Sri Aurobindo’s explanation of the ambiguous character of the Veda is based on a distinction between the inner (for the initiates) and the outer (for the profane) sense of the Vedic hymns. According to him “… these hymns were written in a stage of religious culture which answered to a similar period in Greece and other ancient countries, – I do not suggest that they were contemporary or identical in cult and idea, – a stage in which there was a double face to the current religion, an outer for the people, profanum vulgus, an inner for the initiates, the early period of the Mysteries. The Vedic Rishis were mystics who reserved their inner knowledge for the initiates; they shielded it from the vulgar by the use of an alphabet of symbols which could not readily be understood without the initiation, but were perfectly clear and systematic when the signs were once known. These symbols centred around the idea and forms of the sacrifice; for the sacrifice was the universal and central institution of the prevailing cult. The hymns were written round this institution and were understood by the vulgar as ritual chants in praise of the Nature-gods, Indra, Agni, Surya Savitri, Varuna, Mitra and Bhaga, the Aswins, Ribhus, Maruts, Rudra, Vishnu, Saraswati, with the object of provoking by the sacrifice the gifts of the gods, – cows, horses, gold and other forms of wealth of a pastoral people, victory over enemies, safety in travel, sons, servants, prosperity, every kind of material good fortune. But behind this mask of primitive and materialistic naturalism, lay another and esoteric cult which would reveal itself if we once penetrated the meaning of the Vedic symbols. That once caught and rightly read, the whole Rigveda would become clear, consequent, a finely woven, yet straightforward tissue.

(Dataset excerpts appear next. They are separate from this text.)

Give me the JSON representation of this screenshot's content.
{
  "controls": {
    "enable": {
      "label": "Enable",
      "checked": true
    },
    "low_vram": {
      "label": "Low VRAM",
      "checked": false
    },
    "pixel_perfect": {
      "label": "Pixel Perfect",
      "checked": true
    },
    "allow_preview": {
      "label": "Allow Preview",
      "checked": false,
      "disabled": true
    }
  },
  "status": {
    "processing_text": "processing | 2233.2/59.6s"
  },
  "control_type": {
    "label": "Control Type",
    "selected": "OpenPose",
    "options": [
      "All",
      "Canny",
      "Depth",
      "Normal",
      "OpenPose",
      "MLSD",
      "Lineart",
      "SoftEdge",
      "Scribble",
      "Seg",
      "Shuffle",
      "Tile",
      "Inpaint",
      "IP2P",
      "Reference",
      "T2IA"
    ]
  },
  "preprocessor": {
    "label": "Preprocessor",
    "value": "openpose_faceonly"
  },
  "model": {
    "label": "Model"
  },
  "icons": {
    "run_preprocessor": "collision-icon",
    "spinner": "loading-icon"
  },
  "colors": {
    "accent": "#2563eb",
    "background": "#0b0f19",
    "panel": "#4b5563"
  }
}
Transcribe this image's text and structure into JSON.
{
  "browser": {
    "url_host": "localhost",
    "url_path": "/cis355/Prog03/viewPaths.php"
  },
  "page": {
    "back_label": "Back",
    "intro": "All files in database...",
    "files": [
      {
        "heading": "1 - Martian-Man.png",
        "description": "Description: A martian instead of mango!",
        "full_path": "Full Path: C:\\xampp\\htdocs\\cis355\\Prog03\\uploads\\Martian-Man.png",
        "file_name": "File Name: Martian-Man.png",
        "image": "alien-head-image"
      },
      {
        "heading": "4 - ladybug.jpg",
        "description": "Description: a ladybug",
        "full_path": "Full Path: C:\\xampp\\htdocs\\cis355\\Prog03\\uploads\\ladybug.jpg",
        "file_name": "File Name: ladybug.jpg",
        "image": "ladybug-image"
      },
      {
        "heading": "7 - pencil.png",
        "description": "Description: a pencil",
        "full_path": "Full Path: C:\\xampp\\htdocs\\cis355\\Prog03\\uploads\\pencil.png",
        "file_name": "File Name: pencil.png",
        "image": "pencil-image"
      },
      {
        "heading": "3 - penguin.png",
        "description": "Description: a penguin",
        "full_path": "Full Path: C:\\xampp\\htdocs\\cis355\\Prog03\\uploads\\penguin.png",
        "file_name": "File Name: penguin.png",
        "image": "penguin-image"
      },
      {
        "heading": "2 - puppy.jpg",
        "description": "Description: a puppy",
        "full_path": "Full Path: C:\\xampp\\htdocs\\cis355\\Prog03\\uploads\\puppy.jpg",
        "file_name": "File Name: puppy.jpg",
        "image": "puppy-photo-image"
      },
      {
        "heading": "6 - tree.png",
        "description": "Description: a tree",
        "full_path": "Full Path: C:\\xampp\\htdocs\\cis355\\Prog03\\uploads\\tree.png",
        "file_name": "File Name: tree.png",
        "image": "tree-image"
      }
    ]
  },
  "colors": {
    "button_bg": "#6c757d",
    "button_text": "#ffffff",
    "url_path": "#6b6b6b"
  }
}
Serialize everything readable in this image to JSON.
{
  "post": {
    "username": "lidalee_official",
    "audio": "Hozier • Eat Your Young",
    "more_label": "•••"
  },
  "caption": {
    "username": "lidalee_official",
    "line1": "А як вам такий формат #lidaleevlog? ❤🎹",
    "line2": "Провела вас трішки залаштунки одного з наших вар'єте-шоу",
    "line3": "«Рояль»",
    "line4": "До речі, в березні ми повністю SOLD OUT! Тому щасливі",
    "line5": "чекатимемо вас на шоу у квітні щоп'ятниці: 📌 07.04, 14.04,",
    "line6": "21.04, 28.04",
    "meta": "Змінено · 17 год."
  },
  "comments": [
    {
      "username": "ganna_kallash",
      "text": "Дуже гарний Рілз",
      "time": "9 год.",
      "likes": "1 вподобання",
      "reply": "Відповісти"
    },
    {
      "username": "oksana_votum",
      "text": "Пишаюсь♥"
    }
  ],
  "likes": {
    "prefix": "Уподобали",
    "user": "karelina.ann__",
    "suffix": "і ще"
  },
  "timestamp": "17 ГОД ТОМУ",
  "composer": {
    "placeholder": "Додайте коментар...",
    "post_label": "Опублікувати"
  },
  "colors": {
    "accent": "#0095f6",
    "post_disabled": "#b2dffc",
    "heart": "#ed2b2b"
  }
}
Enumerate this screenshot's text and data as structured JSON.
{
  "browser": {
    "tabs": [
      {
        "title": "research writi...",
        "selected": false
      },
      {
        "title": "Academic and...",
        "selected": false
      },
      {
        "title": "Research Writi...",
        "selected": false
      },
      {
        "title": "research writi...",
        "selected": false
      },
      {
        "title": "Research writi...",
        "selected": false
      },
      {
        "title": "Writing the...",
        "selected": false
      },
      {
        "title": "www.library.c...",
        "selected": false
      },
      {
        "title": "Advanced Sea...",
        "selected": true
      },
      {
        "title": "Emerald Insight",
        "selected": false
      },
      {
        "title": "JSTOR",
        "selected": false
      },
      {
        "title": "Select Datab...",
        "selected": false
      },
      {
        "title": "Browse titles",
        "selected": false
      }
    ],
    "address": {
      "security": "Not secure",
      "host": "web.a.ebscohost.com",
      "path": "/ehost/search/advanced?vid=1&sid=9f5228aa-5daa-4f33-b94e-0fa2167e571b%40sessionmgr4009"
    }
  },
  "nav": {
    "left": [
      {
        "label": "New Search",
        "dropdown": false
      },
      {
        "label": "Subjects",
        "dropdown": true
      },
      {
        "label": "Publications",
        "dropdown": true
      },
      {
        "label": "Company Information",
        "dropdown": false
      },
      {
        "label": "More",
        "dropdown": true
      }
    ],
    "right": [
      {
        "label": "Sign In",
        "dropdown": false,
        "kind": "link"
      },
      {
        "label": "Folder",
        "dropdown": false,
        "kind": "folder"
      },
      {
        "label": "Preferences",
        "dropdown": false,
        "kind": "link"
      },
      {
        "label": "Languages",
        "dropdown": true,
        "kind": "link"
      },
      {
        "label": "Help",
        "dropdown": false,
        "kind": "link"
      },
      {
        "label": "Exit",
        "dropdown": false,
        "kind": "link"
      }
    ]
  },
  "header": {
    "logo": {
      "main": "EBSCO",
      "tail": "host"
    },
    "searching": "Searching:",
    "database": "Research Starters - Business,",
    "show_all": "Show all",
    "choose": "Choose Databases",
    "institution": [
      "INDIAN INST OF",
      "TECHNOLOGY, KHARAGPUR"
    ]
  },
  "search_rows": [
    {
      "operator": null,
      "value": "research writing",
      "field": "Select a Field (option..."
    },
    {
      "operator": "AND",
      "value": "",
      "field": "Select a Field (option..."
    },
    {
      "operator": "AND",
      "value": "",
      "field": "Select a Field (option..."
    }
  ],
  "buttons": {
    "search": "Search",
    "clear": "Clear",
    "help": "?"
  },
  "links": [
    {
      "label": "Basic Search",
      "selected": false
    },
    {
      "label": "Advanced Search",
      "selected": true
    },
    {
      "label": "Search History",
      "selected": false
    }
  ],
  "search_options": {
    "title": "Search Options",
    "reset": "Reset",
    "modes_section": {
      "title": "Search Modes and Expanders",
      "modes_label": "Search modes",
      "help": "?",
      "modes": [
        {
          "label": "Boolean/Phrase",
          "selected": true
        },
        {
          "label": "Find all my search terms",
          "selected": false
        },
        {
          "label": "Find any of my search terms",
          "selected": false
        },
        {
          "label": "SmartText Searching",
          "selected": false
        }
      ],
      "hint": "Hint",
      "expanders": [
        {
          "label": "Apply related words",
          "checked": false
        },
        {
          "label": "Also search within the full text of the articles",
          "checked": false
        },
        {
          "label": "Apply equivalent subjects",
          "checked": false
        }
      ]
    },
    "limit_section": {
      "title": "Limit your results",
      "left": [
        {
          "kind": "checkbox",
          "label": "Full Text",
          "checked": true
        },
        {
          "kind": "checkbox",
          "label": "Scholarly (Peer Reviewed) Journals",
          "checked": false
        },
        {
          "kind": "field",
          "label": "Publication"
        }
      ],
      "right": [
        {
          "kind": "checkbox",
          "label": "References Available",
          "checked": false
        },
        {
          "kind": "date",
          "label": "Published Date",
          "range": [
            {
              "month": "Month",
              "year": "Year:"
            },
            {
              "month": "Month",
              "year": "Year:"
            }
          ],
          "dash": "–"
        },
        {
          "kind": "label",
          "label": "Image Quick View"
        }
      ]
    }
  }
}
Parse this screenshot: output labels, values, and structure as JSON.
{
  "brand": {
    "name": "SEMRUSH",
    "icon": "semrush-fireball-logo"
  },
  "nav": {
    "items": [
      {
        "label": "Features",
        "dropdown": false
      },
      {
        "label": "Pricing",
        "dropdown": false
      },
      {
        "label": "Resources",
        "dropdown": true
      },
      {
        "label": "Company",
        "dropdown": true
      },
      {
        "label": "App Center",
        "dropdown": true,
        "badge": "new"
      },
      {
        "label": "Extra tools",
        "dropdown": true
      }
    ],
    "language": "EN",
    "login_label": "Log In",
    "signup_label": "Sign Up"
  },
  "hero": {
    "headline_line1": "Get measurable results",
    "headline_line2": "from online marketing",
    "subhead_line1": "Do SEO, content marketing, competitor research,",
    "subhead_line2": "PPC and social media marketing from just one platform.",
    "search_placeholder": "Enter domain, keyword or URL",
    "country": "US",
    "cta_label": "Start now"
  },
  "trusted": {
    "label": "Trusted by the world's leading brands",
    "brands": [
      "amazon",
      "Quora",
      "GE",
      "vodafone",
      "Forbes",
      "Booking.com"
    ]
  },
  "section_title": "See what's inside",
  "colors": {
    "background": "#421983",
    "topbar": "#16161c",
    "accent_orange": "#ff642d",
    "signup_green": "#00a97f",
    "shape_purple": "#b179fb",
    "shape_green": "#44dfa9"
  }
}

According to my theory the outer sacrifice represented in these esoteric terms an inner sacrifice of self-giving and communion with the gods. These gods are powers outwardly of physical, inwardly of psychical nature. Thus Agni outwardly is the physical principle of fire, but inwardly the god of the psychic godward flame, force, will, Tapas; Surya outwardly the solar light, inwardly the god of the illuminating revelatory knowledge; Soma outwardly the moon and the Soma-wine or nectarous moon plant, inwardly the god of the spiritual ecstasy, Ananda. The principal psychical conception of this inner Vedic cult was the idea of the Satyam Ritam Brihat, the Truth, the Law, the Vast. Earth, Air and Heaven symbolised the physical, vital and mental being, but this Truth was situated in the greater heaven, base of a triple Infinity actually and explicitly mentioned in the Vedic riks, and it meant therefore a state of spiritual and supramental illumination. To get beyond earth and sky to Swar, the Sun-world, seat of this illumination, home of the gods, foundation and seat of the Truth, was the achievement of the early Fathers, pûrve pitarah, and of the seven Angiras Rishis who founded the Vedic religion. The solar gods, children of Infinity, Adityah, were born in the Truth and the Truth was their home, but they descended into the lower planes and had in each plane their appropriate functions, their mental, vital and physical cosmic motions. They were the guardians and increasers of the Truth in man and by the Truth, ritasya pathâ, led him to felicity and immortality. They had to be called into the human being and increased in their functioning, formed in him, brought in or born, devavîti, extended, devatâti, united in their universality, vaisvadevya.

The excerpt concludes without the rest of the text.